Taxer les riches ? 3 pistes pour aller plus loin
Peut-on se contenter de « taxer les riches » ? Ne risque-t-on pas de laisser intactes les structures qui produisent les inégalités ? Socialter dresse trois pistes de réflexion plus ambitieuses.
Peut-on se contenter de « taxer les riches » ? Ne risque-t-on pas de laisser intactes les structures qui produisent les inégalités ? Socialter dresse trois pistes de réflexion plus ambitieuses.
Que feriez-vous si votre salaire doublait ? À coup sûr, vos dépenses s’orienteraient vers une vie plus confortable. Et s’il était multiplié par 100 ? D’après la fameuse loi d’Engel selon laquelle plus le revenu augmente, plus la part dédiée à la satisfaction de besoins essentiels diminue, vous pourriez être tenté par des consommations de loisirs ou de luxe. Voire de dilapider votre argent, comme l’a analysé Thorstein Veblen en 1899 dans Théorie de la classe de loisir.
Article à retrouver dans notre numéro 57 « Manger les riches ? », sur notre boutique.
L’économiste décrit ainsi cette « classe oisive » qui, pour affirmer sa supériorité sur le reste de la société, se répand en consommations superflues et ostentatoires. Yachts, villas, jets privés… des trains de vie qui relèvent du non-sens moral au regard des richesses qu’ils engloutissent, insupportables alors que les crises écologiques s’intensifient. Pour faire obstacle à cette gabegie et mieux répartir les revenus, un premier levier pourrait consister à agir sur la distribution primaire des revenus en encadrant les salaires. Durant la dernière présidentielle, Anne Hidalgo et Jean-Luc Mélenchon préconisaient notamment de mettre en place un écart maximum de 1 à 20 dans une même entreprise. Une proposition qui a été appliquée en Suède entre les années 1950 et 1970 : chaque année, les syndicats définissaient l’écart maximal de salaires au sein des branches. Outre la réduction des inégalités, cette mesure a permis de moderniser l’économie suédoise, les entreprises trop dépendantes d’une main-d’œuvre mal payée n’étant plus assez compétitives face à leurs concurrents.

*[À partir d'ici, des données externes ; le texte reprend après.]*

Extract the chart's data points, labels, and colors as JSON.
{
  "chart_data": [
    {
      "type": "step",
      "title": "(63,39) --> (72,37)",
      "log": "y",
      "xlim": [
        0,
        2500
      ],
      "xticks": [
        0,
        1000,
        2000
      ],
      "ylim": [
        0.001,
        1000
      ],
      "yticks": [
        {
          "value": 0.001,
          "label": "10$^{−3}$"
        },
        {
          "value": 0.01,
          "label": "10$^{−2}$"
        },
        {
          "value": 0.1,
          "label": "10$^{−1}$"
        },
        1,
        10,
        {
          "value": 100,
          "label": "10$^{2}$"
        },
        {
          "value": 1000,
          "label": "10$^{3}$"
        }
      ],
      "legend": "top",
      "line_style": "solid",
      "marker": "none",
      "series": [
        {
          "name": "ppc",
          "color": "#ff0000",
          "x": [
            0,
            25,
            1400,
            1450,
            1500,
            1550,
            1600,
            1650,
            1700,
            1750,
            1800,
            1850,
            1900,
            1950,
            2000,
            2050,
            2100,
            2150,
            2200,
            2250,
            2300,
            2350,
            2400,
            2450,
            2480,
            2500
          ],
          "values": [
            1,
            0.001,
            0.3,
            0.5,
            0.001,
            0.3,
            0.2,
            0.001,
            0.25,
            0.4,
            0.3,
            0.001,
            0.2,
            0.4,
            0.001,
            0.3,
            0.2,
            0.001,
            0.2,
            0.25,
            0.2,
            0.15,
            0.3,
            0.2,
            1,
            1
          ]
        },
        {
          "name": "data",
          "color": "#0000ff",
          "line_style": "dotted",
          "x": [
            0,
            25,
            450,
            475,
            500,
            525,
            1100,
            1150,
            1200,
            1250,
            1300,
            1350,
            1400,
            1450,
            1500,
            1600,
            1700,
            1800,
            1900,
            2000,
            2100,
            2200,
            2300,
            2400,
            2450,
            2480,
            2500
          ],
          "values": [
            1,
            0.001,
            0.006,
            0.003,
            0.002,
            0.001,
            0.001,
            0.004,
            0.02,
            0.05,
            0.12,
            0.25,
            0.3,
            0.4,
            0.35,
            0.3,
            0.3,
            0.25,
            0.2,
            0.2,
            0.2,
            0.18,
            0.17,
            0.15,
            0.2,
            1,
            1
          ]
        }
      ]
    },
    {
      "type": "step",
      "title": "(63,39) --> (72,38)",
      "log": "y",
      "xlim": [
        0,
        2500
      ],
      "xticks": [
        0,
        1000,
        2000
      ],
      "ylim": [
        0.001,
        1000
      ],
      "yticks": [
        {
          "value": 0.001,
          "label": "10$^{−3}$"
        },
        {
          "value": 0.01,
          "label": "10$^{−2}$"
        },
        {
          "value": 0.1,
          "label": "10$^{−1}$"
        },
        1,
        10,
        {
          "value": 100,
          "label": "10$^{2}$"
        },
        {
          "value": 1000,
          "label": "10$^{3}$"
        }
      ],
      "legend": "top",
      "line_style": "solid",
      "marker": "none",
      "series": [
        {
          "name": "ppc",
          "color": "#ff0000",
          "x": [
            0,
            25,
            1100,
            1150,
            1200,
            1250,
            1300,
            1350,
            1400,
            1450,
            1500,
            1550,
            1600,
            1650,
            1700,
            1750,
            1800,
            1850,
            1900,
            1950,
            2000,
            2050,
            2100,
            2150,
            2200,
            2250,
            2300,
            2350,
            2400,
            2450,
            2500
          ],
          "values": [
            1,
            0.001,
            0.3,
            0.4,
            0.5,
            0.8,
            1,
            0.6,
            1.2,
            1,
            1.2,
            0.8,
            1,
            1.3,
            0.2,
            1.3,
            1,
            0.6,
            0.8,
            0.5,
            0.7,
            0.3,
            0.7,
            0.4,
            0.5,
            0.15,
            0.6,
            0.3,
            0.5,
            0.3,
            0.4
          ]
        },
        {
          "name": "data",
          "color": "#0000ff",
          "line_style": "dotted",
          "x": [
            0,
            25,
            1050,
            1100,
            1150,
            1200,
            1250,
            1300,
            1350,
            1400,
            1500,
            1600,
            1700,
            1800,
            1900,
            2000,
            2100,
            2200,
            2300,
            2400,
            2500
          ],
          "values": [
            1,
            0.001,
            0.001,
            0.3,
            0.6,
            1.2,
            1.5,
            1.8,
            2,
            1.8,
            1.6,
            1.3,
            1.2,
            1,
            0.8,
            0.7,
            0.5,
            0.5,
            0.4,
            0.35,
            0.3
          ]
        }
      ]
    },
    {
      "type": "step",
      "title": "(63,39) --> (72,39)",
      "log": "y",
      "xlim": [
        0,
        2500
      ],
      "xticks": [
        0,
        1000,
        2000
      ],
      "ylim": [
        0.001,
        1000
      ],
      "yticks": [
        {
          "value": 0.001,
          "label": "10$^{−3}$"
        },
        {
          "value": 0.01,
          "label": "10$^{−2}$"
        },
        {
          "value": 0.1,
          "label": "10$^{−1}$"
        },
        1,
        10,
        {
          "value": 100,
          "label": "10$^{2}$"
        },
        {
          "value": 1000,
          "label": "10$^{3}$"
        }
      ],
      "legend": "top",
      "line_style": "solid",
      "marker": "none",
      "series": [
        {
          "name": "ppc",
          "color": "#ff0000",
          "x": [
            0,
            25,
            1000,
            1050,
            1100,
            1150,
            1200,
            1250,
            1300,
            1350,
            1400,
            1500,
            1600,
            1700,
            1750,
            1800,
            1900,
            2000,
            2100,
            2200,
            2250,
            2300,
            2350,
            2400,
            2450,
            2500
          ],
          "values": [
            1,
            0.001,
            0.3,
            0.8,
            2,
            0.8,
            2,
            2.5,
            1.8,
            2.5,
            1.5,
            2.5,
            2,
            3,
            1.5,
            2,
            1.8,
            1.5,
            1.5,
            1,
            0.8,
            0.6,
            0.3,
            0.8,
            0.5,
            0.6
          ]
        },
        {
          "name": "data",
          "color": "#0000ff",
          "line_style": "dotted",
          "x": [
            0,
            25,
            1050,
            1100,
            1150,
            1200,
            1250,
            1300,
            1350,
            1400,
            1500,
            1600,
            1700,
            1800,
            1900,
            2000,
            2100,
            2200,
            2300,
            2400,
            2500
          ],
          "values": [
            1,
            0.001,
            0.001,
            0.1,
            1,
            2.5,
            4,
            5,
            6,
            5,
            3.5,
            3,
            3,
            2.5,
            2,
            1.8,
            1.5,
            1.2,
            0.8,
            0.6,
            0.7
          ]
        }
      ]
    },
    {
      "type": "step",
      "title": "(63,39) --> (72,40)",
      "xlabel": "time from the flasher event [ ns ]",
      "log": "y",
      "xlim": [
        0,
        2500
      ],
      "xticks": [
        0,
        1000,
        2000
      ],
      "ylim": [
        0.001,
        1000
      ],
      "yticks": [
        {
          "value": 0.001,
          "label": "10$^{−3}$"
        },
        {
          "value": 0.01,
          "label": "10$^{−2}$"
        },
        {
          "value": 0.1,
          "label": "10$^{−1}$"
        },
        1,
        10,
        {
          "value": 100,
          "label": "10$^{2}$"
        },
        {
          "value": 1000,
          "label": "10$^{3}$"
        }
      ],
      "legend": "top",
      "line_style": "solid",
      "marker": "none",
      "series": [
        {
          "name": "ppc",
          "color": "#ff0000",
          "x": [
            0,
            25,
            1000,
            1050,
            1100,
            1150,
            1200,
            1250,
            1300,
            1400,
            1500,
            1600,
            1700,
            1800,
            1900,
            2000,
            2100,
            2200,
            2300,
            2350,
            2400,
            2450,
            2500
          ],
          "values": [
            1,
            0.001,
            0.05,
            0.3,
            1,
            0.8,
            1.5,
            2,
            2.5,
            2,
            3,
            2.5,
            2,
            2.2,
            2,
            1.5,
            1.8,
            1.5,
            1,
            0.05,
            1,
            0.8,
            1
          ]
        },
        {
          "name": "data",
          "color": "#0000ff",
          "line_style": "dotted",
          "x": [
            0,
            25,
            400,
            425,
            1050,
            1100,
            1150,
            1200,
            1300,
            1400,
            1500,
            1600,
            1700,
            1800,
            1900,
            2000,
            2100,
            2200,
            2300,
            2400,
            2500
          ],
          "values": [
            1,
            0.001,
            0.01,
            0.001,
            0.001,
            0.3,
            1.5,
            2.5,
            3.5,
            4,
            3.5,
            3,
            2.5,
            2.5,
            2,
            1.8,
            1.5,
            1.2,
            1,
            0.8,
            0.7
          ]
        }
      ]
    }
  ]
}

Toutefois, « il faut parler d’écarts de revenus et pas d’écarts de salaires », rappelle Vincent Drezet, porte-parole d’Attac. En effet, les plus riches tirent surtout leurs revenus de leur patrimoine, d’où la nécessité d’une réforme fiscale pour corriger les inégalités qui persisteraient malgré l’encadrement des salaires. Tel est en théorie le but de l’impôt progressif sur le revenu : plus on gagne, plus on est taxé. Mais d’après Bercy, son taux effectif plafonne en réalité autour de 25 % pour les personnes gagnant un million d’euros par an, puis diminue peu à peu. En cause, les nombreuses niches fiscales (dons, emplois à domicile, assurance-vie…) qui permettent aux plus riches de réduire fortement leurs impôts.
Une fois le maquis des niches fiscales élagué, on peut taxer davantage les très hauts revenus. Théoriquement, l’impôt sur le revenu monte jusqu’à 45 %, auquel se cumulent d’autres impôts. Il est possible d’aller plus loin : La France insoumise propose ainsi de taxer à 90 % les revenus supérieurs à 400 000 euros par an. Un niveau comparable à ceux pratiqués dans le passé : ce taux atteignait 72 % en France en 1924 et même 94 % aux États-Unis en 1944 ! Mais « cela supposerait de changer la jurisprudence du Conseil constitutionnel 1 », prévient Vincent Drezet.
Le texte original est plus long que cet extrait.